United Kingdom Network Infrastructure
London is one of the most connected cities in the world. LINX, the London Internet Exchange, regularly peaks above 8 Tbit/s and ranks among the top three IXPs globally by traffic volume. The city hosts a dense concentration of carrier-neutral data centres — Telehouse North and East in Docklands, Equinix LD4 and LD5 in Slough, and Interxion's London campus — giving networks a wide choice of interconnection points within a few miles of each other.
The UK sits at the western end of several major transatlantic submarine cable systems. TAT-14, Yellow/AC-2, and FLAG Atlantic-1 all land on British shores, providing multiple diverse paths to the US East Coast. This geography gives London some of the best transatlantic latency in Europe, with round-trip times to New York typically in the 70–80ms range under normal load.
Domestic backbone capacity is concentrated in London but extends to major cities via high-capacity fibre rings. BT Openreach, Virgin Media O2, and a growing number of altnets operate long-haul links between London, Manchester, Birmingham, and Edinburgh. Peering in Manchester through MANAP reduces round-trip times for traffic destined for northern England without backhauling through the capital.
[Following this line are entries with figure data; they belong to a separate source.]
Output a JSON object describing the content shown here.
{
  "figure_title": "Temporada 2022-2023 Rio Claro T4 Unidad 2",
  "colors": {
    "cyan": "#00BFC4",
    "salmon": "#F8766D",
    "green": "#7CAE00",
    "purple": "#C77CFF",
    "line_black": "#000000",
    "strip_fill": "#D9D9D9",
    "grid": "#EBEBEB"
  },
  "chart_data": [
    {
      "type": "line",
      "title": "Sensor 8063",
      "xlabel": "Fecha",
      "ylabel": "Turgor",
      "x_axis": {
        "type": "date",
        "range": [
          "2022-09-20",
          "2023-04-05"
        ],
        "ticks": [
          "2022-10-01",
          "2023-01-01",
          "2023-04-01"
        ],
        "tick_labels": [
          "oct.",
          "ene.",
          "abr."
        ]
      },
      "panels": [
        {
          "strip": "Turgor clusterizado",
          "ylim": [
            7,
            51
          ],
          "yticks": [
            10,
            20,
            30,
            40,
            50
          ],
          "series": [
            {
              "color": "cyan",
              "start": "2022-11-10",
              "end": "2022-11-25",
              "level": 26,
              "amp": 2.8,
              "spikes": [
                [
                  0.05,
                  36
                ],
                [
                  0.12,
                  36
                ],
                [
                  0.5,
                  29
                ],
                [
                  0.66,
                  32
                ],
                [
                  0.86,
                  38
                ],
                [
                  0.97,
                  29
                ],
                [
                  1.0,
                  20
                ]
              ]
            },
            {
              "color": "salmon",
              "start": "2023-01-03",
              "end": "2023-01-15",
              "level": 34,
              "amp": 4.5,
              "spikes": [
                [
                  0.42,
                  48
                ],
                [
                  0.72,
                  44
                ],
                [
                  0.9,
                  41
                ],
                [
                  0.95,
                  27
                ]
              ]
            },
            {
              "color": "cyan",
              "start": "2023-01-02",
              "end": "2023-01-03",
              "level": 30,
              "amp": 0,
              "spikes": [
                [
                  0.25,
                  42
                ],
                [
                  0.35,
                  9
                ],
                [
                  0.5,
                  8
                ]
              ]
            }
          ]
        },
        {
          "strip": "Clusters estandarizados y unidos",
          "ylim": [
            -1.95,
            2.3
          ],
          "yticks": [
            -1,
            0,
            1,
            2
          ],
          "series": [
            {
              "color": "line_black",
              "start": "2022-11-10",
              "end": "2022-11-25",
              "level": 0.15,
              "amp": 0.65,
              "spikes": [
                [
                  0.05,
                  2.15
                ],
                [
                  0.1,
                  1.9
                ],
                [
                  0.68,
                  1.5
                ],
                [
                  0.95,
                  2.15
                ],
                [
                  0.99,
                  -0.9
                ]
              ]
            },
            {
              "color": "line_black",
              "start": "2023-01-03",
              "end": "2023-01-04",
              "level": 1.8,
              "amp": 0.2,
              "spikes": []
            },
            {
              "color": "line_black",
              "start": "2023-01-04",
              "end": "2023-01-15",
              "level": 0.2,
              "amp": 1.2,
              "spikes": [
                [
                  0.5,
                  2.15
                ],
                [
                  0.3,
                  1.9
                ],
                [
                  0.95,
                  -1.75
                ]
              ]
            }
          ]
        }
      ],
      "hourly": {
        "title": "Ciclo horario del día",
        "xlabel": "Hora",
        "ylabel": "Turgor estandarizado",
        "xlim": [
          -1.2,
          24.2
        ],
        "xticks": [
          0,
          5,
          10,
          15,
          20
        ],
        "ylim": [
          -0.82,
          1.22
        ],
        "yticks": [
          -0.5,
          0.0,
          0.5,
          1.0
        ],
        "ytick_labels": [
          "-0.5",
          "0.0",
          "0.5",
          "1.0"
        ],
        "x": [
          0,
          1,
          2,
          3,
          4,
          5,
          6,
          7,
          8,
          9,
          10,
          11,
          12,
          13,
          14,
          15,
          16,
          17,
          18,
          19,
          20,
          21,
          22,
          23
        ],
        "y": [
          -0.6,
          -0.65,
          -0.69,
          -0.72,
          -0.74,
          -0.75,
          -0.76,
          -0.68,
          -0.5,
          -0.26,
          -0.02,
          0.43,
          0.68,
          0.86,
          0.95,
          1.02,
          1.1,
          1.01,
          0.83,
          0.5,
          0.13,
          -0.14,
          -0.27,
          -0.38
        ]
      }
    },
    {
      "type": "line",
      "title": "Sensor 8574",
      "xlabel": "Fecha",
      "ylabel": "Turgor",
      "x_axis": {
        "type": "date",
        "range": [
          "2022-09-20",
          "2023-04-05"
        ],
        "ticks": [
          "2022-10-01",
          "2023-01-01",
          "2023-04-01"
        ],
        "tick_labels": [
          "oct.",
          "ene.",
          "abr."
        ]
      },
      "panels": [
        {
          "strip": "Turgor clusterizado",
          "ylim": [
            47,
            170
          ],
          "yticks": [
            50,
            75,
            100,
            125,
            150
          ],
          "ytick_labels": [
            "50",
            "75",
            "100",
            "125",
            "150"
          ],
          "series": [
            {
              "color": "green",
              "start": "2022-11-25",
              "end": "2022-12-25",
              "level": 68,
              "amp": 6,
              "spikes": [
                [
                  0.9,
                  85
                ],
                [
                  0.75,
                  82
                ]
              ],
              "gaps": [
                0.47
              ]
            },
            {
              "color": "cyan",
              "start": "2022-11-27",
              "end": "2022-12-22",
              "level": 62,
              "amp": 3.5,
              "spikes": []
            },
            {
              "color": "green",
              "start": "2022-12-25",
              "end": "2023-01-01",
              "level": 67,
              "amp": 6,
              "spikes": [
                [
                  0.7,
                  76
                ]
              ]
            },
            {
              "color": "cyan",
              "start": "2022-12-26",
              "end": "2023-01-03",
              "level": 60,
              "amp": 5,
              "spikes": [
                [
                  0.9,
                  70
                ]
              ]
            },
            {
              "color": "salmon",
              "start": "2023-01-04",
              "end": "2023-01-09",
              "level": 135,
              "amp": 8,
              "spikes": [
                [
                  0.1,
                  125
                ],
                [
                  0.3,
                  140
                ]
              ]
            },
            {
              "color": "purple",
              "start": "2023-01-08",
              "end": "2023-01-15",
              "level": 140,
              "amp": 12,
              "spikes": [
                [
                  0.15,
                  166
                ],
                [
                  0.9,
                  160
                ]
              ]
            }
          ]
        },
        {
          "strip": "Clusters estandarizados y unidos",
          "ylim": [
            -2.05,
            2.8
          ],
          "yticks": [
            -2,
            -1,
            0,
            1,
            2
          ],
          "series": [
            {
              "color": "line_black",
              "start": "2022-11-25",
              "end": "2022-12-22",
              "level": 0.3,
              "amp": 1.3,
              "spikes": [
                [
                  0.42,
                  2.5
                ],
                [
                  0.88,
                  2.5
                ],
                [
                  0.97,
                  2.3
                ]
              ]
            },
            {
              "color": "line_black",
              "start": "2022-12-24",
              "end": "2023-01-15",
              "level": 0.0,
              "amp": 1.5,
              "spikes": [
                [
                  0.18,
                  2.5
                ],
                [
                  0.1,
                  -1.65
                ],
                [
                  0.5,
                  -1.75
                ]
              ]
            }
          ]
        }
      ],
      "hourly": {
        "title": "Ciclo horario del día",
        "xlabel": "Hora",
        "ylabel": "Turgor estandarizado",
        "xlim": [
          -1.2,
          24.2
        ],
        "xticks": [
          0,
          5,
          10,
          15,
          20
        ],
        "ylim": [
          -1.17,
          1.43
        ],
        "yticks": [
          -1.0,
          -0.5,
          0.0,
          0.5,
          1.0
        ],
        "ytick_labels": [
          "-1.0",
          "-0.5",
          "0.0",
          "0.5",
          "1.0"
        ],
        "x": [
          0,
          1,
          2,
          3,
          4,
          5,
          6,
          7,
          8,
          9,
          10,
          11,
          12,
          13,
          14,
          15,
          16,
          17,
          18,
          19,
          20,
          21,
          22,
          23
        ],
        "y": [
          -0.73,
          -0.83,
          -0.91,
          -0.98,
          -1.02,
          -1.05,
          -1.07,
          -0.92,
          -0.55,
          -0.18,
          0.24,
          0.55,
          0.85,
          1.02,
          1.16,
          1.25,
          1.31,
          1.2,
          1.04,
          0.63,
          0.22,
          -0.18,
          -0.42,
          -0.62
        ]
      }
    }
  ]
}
The UK's single node on this platform runs in London on AS203758 (ABR Hosting), housed in the ABR Hosting data centre. ABR provides transit and colocation services in London, connected to the broader UK carrier ecosystem. Tests from this node reflect conditions on a mid-tier London hosting network, which is useful for gauging reachability from a typical VPS or dedicated server environment.
Post-Brexit, UK internet routing policy has diverged from EU frameworks in some regulatory areas, but at the physical layer nothing changed — fibre, peering agreements, and transit contracts operate as before. LINX membership still includes hundreds of EU carriers, and cross-channel latency between London and Amsterdam or Paris remains in the low teens of milliseconds.